With plenty of commercial and free products to choose from, picking the right one may seem like an impossible task. Just keep in mind that most threat modeling methodologies can be done with a sheet of paper or a whiteboard.

  • Microsoft’s Threat Modeling tool. This tool a free app developers can use to create threat models. While it’s only available on Windows devices, its capabilities include automation, threat identification, integration with STRIDE, and data flow diagramming.
  • ThreatModeler. Known as the first automated threat modeling tool for businesses, it can help you build software safely from code to deployment, offering features such as asset management, threat libraries, automated report generation, and integration with development tools.
  • OWASP Threat Dragon. Threat Dragon is another open-source threat modeling tool that helps you mitigate potential risks, but it also draws diagrams allowing you to see vulnerable areas more clearly. Threat Dragon supports CIA, STRIDE, and LINDDUN and is available both as a desktop version (Windows, macOS, Linux) and a web app.
  • Security Compass. SDElements by Security Compass is a web-based threat modeling tool created in 2011. Its Balanced Development Automation (BDA) helps companies develop secure applications by automating some critical but labor intensive manual processes.
  • IriusRisk. IriusRisk is a strong, web-based threat modeling and SDL risk management platform that helps ensure security is built into the design process and carried through to production. With its free version, IriusRisk Community Edition, you can use templates to quickly model threats and manage steps to respond.

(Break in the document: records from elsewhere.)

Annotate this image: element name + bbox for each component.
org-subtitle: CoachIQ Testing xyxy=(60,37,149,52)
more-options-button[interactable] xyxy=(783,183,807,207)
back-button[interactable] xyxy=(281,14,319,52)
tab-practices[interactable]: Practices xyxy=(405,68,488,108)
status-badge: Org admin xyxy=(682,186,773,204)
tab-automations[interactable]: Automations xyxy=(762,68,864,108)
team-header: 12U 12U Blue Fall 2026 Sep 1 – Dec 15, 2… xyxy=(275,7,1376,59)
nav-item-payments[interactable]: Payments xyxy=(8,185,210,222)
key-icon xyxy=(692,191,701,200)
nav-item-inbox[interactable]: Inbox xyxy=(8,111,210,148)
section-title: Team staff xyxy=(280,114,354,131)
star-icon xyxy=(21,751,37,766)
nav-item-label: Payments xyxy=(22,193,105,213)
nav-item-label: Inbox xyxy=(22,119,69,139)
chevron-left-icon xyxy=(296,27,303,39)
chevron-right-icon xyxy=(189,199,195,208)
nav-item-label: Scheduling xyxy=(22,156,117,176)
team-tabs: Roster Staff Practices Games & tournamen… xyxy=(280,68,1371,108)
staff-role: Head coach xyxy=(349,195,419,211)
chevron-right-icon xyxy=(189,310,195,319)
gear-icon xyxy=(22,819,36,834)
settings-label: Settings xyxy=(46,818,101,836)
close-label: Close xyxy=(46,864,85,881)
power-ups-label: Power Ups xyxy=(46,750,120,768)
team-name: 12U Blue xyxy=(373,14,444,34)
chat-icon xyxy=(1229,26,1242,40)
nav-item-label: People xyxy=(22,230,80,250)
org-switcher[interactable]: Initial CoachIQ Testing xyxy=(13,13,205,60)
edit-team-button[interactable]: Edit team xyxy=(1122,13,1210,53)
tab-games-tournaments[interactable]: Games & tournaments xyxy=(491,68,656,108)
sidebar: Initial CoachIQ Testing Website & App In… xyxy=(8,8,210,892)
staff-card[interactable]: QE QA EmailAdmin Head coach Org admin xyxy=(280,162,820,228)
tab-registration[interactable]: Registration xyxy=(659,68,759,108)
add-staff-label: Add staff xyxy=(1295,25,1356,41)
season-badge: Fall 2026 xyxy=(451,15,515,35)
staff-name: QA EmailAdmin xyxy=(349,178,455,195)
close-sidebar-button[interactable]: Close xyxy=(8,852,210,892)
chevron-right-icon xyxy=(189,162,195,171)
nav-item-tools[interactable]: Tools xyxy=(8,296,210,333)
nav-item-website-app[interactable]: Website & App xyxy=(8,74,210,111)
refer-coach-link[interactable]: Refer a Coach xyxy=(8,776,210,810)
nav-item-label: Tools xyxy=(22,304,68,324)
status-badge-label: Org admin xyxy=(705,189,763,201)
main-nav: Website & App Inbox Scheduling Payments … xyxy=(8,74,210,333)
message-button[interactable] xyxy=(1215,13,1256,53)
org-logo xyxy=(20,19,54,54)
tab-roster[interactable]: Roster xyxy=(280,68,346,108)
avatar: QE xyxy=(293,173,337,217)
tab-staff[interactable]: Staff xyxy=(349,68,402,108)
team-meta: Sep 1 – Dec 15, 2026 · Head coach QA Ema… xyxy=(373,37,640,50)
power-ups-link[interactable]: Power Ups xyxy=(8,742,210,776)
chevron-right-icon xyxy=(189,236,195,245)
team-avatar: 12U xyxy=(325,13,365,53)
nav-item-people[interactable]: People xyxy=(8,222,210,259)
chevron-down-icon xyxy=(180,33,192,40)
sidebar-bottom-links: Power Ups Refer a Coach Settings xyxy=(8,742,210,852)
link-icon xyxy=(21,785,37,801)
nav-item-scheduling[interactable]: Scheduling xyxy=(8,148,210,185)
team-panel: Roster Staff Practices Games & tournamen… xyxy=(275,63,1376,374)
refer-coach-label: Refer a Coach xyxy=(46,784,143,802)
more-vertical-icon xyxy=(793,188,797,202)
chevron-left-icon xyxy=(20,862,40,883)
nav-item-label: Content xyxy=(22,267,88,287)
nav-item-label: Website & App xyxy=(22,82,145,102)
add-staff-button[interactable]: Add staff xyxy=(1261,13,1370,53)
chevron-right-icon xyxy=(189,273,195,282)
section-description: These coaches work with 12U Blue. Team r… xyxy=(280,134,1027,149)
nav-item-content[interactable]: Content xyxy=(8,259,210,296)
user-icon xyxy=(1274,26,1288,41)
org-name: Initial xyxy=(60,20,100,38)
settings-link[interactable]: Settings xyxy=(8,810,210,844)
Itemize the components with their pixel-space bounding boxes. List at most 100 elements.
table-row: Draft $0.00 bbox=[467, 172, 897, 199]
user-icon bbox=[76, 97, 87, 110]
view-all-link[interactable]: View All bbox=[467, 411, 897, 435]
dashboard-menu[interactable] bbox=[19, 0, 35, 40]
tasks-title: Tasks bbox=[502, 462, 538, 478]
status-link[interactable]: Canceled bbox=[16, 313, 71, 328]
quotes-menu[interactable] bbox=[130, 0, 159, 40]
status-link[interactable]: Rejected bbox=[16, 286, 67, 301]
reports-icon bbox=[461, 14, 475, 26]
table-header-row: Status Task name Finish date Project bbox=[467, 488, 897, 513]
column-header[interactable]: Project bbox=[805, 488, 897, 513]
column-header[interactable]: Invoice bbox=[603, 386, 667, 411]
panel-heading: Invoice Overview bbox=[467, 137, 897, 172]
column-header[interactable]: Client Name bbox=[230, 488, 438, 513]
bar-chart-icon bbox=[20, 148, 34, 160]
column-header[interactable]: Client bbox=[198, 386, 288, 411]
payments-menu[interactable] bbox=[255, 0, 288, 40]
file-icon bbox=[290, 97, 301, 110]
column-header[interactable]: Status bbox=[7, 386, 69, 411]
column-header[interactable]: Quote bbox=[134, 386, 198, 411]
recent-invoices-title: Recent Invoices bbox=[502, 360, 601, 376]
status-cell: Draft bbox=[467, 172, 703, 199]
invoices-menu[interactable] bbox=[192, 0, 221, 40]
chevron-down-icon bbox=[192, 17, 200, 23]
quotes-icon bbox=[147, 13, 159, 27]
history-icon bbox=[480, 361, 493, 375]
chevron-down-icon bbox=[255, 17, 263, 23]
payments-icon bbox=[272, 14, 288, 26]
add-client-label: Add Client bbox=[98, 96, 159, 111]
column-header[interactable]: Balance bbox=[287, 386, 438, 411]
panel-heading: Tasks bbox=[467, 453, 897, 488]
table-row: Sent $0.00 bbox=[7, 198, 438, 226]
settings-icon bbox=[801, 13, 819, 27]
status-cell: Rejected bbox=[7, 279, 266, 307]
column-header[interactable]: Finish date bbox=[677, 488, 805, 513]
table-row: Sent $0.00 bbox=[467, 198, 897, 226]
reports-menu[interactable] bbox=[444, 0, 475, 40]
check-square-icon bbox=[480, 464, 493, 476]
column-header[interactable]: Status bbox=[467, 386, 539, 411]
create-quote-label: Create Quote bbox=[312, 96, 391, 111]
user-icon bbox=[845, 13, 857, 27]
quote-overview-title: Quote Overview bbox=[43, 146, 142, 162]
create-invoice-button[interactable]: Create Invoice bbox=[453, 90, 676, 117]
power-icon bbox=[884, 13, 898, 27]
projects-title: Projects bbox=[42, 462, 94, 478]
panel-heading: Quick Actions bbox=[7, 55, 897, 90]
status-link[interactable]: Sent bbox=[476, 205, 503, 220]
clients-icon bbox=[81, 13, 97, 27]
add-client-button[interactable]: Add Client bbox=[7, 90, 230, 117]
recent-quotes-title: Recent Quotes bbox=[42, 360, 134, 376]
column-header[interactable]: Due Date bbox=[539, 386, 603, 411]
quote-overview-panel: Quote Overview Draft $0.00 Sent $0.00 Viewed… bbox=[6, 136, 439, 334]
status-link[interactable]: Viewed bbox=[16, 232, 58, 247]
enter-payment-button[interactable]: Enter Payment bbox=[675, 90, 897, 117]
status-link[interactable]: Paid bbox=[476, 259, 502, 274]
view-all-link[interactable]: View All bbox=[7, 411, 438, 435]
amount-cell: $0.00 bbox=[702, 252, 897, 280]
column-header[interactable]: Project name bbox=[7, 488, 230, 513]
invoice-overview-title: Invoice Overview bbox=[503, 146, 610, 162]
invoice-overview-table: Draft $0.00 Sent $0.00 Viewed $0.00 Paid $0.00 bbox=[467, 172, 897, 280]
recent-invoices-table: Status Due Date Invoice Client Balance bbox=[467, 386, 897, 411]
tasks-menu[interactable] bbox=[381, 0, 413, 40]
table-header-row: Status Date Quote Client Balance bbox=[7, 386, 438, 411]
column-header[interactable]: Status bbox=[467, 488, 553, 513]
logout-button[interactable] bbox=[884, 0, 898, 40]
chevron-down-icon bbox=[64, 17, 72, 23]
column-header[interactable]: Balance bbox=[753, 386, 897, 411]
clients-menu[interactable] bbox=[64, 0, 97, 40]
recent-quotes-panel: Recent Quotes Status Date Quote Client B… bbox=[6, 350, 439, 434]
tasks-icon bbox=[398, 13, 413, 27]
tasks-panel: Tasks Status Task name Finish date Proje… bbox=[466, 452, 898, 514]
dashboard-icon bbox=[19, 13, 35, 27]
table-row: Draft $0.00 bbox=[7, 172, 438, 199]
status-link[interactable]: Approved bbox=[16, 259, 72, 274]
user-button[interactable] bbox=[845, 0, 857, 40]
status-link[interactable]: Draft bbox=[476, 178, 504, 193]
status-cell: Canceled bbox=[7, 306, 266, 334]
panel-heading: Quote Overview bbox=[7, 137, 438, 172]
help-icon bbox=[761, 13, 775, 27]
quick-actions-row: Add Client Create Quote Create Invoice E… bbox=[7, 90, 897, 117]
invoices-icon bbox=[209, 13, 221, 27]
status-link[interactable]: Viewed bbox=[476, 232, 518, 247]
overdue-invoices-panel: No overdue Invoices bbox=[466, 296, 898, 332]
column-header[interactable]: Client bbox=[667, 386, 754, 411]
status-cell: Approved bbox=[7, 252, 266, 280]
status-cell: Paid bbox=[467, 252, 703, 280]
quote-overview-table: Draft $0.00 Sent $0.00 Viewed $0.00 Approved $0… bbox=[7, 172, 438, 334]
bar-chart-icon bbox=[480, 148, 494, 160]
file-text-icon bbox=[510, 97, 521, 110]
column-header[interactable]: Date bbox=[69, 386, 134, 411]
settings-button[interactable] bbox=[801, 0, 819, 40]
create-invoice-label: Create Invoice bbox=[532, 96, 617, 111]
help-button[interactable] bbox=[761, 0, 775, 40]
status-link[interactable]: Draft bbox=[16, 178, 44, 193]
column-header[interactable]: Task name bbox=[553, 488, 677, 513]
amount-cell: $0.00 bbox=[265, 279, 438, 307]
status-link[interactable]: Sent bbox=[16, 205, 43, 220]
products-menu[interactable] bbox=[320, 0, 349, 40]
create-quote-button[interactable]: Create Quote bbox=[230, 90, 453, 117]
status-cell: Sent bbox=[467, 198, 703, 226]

The best practices of threat modeling

If you’re planning to implement threat modeling in your organization, you should:

  • Consider different methodologies and ways to implement them in your organization. Start as early in the development stage as possible so you can address all your security concerns during the system’s creation phase.
  • Define threat modeling scope and objectives. It’s important to involve all stakeholders in this step because each can bring a unique insight and perspective that would contribute to a more comprehensive threat assessment.
  • Document every step, including identifying threats, vulnerabilities, and mitigation strategies. This will help improve communication between stakeholders and, later, create a thorough threat model.
  • Perform threat modeling regularly, especially if significant changes have been made within the system.